En demande-t-on trop à la commande publique ?
Acheter au juste prix, c’est la première mission de l’acheteur. Mais d’autres objectifs ont été assignés à la commande publique.
Dans sa communication sur la professionnalisation des acheteurs, la Commission européenne rappelle que « la passation des marchés publics est un instrument permettant de parvenir à une croissance intelligente, durable et inclusive ».
Elle précise aussi, d’après Jean-Marc Peyrical, président de l’Association pour l’achat dans les services publics (APASP), que « les marchés publics sont utilisés – on pourrait dire instrumentalisés – à des fins diverses et variées, qu’il s’agisse de l’innovation, de l’inclusion sociale, de la durabilité économique et environnementale ou encore de la réduction du gaspillage ainsi que de la fraude et de la corruption ».
Le droit rappelle à l’acheteur qu’il reste avant tout un acheteur
La liste des objectifs assignés à la commande publique donne le tournis. « Le lundi, l’objectif de l’acheteur doit être les prix bas ; le mardi, de mettre des critères environnementaux dans ses marchés ; le mercredi, soumissionner avec des PME ; le jeudi, favoriser les entreprises d’insertion… », égrène Baptiste Vassor, expert Technique et Innovation à l’Ugap.
Des clauses très variées
Cet inventaire à la Prévert, les spécialistes de la commande publique, juristes et praticiens, le résument sous le vocable de « politiques publiques ». Le droit ouvre ainsi des possibilités pour soutenir un certain tissu d’entreprises : les plus petites, les plus innovantes, ou les établissements locaux.

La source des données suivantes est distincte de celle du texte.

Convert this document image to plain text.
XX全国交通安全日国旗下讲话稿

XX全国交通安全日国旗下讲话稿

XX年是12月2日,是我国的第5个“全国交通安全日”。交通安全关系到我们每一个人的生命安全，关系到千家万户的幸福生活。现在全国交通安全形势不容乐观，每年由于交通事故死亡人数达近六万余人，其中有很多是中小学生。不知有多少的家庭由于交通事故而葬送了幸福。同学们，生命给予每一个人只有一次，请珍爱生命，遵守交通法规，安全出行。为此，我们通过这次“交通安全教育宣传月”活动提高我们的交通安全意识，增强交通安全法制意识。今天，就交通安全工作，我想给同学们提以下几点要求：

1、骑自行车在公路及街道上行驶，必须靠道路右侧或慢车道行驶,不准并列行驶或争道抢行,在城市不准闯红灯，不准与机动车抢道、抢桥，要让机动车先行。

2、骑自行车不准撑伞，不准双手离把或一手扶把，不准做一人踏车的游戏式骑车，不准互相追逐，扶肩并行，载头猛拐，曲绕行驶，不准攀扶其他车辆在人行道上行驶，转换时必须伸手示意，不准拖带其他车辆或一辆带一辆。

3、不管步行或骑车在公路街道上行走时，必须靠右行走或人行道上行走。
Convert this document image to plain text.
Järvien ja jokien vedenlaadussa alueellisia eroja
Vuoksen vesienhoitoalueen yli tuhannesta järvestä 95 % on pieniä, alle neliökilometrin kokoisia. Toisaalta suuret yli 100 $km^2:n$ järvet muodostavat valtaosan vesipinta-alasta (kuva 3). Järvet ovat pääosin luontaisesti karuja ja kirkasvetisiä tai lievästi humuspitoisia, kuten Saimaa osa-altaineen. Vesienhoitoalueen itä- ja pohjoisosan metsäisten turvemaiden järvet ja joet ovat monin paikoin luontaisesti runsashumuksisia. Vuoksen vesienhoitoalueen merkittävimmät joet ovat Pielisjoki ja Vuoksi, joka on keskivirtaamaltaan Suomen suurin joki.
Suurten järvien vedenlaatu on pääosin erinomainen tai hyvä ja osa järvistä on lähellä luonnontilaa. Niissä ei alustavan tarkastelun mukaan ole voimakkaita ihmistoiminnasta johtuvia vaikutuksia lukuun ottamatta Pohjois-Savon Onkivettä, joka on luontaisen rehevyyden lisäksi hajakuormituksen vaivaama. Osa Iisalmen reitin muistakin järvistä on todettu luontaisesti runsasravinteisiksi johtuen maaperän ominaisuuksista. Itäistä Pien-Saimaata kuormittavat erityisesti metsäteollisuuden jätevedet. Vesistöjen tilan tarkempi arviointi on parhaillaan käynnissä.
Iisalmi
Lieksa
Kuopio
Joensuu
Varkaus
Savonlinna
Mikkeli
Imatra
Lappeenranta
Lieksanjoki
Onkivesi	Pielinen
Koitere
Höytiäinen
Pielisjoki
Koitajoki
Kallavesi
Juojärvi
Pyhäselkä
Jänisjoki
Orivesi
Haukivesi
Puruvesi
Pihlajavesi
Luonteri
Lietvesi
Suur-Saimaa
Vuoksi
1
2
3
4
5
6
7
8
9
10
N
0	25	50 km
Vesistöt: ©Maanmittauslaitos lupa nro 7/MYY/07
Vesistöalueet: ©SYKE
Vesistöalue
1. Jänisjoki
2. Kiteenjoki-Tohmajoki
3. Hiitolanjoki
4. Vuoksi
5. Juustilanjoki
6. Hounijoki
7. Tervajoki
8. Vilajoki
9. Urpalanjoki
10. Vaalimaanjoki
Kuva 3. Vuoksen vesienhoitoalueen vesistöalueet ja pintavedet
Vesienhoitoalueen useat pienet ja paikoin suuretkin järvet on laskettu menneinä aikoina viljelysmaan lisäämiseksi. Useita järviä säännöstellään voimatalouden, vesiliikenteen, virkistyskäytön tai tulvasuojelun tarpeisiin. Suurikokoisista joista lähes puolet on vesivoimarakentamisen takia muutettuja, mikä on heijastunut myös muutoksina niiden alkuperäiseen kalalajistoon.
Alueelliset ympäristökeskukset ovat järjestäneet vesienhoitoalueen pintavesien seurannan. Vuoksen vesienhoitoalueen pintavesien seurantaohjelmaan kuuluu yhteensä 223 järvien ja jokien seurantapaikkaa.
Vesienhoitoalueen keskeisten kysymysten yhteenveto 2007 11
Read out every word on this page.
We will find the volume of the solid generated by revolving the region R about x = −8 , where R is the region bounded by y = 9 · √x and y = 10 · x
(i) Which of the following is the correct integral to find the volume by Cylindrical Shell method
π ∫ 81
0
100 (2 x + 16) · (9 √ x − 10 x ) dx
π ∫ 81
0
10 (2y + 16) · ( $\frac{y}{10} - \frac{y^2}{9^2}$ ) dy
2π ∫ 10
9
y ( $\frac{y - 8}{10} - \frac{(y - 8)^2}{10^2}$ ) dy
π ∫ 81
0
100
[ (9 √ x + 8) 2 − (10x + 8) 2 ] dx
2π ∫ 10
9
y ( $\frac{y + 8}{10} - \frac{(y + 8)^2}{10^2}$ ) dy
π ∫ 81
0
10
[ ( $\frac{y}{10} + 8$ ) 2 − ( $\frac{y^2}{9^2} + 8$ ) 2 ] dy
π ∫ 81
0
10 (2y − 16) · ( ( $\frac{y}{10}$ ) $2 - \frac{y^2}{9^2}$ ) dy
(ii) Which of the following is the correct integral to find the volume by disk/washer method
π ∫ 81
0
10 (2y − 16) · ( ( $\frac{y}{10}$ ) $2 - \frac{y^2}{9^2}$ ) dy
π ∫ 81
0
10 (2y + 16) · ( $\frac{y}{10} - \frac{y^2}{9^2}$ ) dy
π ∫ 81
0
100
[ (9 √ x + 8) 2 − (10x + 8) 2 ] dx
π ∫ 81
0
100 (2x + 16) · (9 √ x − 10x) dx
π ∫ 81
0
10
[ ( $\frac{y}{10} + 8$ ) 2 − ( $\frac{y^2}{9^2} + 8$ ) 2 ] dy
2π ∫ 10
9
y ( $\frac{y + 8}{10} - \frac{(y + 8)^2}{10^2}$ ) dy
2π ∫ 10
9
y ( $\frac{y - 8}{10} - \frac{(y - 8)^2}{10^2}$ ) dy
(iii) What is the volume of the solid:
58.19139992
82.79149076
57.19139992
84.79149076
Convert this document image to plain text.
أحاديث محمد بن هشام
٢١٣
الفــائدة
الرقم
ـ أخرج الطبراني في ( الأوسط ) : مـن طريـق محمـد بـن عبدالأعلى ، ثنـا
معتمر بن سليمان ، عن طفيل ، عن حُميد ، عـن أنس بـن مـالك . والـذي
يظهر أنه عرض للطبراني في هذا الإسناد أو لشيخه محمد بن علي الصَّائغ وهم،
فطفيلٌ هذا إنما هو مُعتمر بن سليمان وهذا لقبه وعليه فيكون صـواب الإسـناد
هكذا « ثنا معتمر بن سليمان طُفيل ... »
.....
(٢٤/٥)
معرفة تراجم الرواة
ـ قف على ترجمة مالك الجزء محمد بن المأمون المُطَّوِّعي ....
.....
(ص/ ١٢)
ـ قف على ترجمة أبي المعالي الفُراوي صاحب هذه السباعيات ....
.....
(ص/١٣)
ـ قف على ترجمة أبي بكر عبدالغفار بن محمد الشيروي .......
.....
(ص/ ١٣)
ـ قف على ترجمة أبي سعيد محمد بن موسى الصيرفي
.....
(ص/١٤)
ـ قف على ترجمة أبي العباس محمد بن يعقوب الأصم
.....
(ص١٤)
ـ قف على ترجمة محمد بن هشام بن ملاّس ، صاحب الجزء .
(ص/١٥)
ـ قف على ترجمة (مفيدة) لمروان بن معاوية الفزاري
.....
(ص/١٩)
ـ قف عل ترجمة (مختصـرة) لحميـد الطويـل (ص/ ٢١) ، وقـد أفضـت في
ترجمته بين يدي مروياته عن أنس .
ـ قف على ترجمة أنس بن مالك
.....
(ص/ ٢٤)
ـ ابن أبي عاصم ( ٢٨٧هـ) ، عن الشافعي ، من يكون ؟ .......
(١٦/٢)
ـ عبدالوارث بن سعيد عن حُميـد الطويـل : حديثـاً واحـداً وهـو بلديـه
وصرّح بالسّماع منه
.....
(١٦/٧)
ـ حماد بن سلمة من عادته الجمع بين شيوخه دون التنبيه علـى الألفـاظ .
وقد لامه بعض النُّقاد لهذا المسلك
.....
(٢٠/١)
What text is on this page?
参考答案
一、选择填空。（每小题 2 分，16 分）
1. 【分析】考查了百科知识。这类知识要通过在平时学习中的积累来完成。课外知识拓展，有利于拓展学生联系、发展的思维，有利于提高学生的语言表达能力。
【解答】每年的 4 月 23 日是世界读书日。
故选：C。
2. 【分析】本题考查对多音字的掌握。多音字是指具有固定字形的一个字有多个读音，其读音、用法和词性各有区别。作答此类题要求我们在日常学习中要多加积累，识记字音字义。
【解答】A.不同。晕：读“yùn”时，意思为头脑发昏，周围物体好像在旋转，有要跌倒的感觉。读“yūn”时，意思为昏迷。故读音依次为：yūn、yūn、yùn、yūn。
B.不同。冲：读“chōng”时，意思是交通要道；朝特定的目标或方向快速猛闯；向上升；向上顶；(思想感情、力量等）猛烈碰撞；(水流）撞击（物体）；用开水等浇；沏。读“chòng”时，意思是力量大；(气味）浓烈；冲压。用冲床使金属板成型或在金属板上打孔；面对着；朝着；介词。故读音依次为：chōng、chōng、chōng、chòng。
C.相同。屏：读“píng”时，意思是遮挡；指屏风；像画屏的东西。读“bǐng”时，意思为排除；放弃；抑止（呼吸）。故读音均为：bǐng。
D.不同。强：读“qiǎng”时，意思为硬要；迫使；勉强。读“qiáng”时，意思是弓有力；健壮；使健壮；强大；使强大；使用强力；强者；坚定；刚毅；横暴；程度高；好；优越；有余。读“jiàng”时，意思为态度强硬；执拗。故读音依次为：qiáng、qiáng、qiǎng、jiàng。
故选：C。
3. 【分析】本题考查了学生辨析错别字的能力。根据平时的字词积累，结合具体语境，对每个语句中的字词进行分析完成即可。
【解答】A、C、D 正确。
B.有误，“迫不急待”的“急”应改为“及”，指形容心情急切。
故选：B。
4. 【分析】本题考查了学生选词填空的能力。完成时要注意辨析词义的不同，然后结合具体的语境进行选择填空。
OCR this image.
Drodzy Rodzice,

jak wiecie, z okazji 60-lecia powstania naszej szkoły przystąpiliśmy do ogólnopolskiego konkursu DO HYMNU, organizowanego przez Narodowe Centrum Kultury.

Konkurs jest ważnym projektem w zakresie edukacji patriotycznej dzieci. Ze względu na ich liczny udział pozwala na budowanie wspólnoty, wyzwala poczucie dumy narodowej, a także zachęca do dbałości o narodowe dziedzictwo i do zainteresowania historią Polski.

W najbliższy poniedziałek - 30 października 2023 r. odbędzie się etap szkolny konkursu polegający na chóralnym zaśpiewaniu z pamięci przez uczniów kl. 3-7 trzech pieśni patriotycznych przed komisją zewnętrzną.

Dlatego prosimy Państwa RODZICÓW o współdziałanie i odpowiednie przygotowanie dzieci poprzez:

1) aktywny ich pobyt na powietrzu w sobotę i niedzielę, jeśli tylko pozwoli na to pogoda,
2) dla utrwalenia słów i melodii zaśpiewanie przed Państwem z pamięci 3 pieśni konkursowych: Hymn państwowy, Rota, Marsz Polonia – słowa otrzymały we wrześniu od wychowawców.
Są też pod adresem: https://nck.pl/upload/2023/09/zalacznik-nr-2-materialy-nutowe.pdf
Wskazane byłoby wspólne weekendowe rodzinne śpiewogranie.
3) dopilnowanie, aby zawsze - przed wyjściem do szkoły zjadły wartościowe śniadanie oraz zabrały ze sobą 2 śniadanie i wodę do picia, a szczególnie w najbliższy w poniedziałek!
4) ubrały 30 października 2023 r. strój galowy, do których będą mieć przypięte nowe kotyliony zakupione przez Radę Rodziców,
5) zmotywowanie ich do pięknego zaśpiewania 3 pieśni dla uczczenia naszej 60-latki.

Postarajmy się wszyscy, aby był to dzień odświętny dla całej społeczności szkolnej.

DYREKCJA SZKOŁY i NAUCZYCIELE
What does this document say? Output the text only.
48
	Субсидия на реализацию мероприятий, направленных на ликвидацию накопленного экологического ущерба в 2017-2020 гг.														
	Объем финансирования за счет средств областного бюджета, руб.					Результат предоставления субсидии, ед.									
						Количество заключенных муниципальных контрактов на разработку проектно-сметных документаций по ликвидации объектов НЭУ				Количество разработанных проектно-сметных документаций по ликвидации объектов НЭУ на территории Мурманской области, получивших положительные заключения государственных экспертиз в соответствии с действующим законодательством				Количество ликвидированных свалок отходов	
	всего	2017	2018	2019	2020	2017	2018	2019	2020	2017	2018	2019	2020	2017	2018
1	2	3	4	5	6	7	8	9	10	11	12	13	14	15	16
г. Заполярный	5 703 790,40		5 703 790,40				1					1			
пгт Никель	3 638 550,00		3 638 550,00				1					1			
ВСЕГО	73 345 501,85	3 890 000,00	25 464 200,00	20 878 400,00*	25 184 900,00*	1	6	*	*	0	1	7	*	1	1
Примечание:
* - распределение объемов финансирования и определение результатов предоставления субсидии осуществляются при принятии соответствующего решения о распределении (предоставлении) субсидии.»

Il permet aussi de favoriser celles qui s’engagent à employer des personnes éloignées de l’emploi pour faire de la commande publique un levier d’inclusion par le travail. D’autres conditions peuvent être introduites dans un contrat de marché public, comme les clauses environnementales veillant à ce que l’argent public participe aux objectifs de préservation écologique.
La « clause Molière », mise en œuvre par certains départements (Nord, Vendée) et régions (Auvergne-Rhône-Alpes, Hauts-de-France), parfois censurée par les tribunaux administratifs, a, elle, été taxée de protectionnisme.
Certains dénoncent là une instrumentalisation de la commande publique, voire l’ouverture d’une brèche discriminatoire, parce qu’elle instaure la langue française sur les chantiers de travaux lancés par les pouvoirs publics.
Sept cas d’exclusion de la commande publique
A ces objectifs politiques s’ajoute l’obligation faite aux entreprises candidates de s’engager sur l’honneur à respecter la législation fiscale, la législation du travail, la lutte contre les discriminations (comprenant le respect de l’égalité entre les femmes et les hommes), etc.
Au total, sept cas d’exclusion de la commande publique sont prévus. Les acheteurs s’avouent souvent impuissants à vérifier la rectitude de ces déclarations. Et à leur trouver un sens, parfois, dans leur quotidien d’acheteur au meilleur prix.
« S’il faut, pour acheter trois baguettes de pain à la boulangère du village, obtenir préalablement son casier judiciaire, nos enfants ne sont pas près de pouvoir se nourrir lors de sorties scolaires », ironise Eric Lanzarone, avocat au barreau de Marseille.
Pourtant, l’exigence morale qui pèse sur l’usage des deniers publics ne permet guère d’envisager un allègement des obligations faites aux candidats. Par ailleurs, cette utilisation des marchés publics est l’évolution la plus notable des trente dernières années.
Néanmoins, rappelle maître Aldo Sevino, « le Conseil d’Etat sanctionne régulièrement des contrats passés avec des critères très éloignés du cœur du marché. Le droit rappelle régulièrement à l’acheteur qu’il doit rester avant tout un acheteur soucieux du bon usage des deniers publics ».